Titre français : Meurs Un Autre Jour

Equipe:
Genre:
Date de sortie: 26/11/2002

Cotation:

3 sur 6 étoiles

Si vous avez manqué le début:

De Hong Kong à Londres, en passant par Cuba, Bond va bien évidemment parcourir derechef le monde. Cette fois-ci, il est sur les traces du mégalomaniaque Gustav Graves et de son impitoyable bras droit Zao. Après quelques pérégrinations touristiques et quelques séances de relaxation bien méritées, notre lascar se rend en Islande dans un palais de glace. Il va y découvrir armes surpuissantes, jeunes filles chaudes et méchants très méchants...

 

Notre critique:

James Bond ne vieillit pas. C’est au moins le cas sur le papier! Toujours la même enfilade de cascades, de girls plus ou moins aguichantes (avec de préférence une blonde et une brune), de gadgets rigolos et de scénarii abscons. Et c’est un peu avec une incorrigible lassitude qu’on avale les deux heures inhérentes au moule 007.

On ne s’émerveille plus devant les joujoux de notre agent secret, on baille au regard des scènes érotisantes et les courses-poursuites sont d’une banalité rare. Seuls changent quelque peu les véhicules usités (et encore!), mais les principes restent les mêmes… indécrottablement les mêmes. Soupir!

Et qu’attendre de Lee Tamahori? Pas grand chose! Depuis son L’ÂME DES GUERRIERS, ce réalisateur est devenu un homme assagi, mettant en boîte des commandes aussi inutiles que ratées comme THE EDGE ou encore ALONG CAME A SPIDER. Dans sa mise en scène planplan, sans audace ni inspiration, il introduit néanmoins quelques mouvements « up-to-date » tout en douceur, sans brusquer. Tout est suranné, poussiéreux et… dénué de charme.

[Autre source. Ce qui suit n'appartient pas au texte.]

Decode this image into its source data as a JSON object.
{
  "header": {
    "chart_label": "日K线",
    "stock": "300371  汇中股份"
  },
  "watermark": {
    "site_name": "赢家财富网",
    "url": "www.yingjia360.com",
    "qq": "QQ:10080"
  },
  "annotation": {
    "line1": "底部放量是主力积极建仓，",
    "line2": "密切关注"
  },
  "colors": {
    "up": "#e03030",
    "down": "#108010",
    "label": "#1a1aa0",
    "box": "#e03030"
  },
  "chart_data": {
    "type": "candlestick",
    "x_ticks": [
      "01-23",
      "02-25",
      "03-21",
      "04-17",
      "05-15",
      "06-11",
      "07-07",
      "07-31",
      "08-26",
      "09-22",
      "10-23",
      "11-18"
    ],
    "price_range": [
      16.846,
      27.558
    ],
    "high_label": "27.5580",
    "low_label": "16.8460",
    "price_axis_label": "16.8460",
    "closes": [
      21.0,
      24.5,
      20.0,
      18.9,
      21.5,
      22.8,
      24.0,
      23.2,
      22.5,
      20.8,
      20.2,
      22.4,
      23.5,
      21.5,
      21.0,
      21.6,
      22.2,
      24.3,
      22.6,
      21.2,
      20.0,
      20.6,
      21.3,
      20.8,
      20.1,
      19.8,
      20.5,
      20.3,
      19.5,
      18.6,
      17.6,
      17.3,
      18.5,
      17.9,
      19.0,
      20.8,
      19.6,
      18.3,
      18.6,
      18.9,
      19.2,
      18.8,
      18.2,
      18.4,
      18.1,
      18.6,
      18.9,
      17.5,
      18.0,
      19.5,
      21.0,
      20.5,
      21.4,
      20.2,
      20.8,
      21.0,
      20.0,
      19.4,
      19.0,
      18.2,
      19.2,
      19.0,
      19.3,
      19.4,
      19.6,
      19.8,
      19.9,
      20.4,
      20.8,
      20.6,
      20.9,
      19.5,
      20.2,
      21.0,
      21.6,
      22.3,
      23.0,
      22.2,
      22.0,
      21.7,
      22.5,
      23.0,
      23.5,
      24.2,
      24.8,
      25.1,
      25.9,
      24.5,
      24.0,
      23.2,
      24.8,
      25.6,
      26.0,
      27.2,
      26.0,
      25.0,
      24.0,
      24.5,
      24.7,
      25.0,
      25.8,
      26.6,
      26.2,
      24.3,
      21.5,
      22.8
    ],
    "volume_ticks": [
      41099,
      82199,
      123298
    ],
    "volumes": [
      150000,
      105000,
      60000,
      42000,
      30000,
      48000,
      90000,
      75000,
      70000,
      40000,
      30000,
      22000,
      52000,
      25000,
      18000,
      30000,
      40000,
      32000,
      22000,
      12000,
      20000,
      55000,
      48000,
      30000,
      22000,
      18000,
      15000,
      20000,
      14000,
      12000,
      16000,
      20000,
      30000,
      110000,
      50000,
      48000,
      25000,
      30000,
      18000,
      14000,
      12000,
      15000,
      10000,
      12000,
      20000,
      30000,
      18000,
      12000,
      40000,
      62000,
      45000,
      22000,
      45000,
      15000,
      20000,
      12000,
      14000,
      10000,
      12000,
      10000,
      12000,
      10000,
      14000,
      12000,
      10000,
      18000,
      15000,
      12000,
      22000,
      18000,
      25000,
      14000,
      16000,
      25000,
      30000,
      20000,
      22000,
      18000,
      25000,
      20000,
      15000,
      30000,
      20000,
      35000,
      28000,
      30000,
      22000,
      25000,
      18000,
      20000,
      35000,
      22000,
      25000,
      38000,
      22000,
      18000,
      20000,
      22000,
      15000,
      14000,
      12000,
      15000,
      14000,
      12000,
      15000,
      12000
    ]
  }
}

Mais que reste-t-il donc à notre agent? Une première demi-heure qui secoue le mythe. Bond prisonnier et torturé en voilà de la nouveauté. Le générique, quand à lui est sublime. Tout d’abord parce que toutes les réserves que l’on pouvait avoir sur la chanson vole en éclat et que l’illustration visuelle est réellement réussie. Mais l’enthousiasme se fait bien vite museler par un ensemble qui réemprunte trop rapidement les bons vieux rails…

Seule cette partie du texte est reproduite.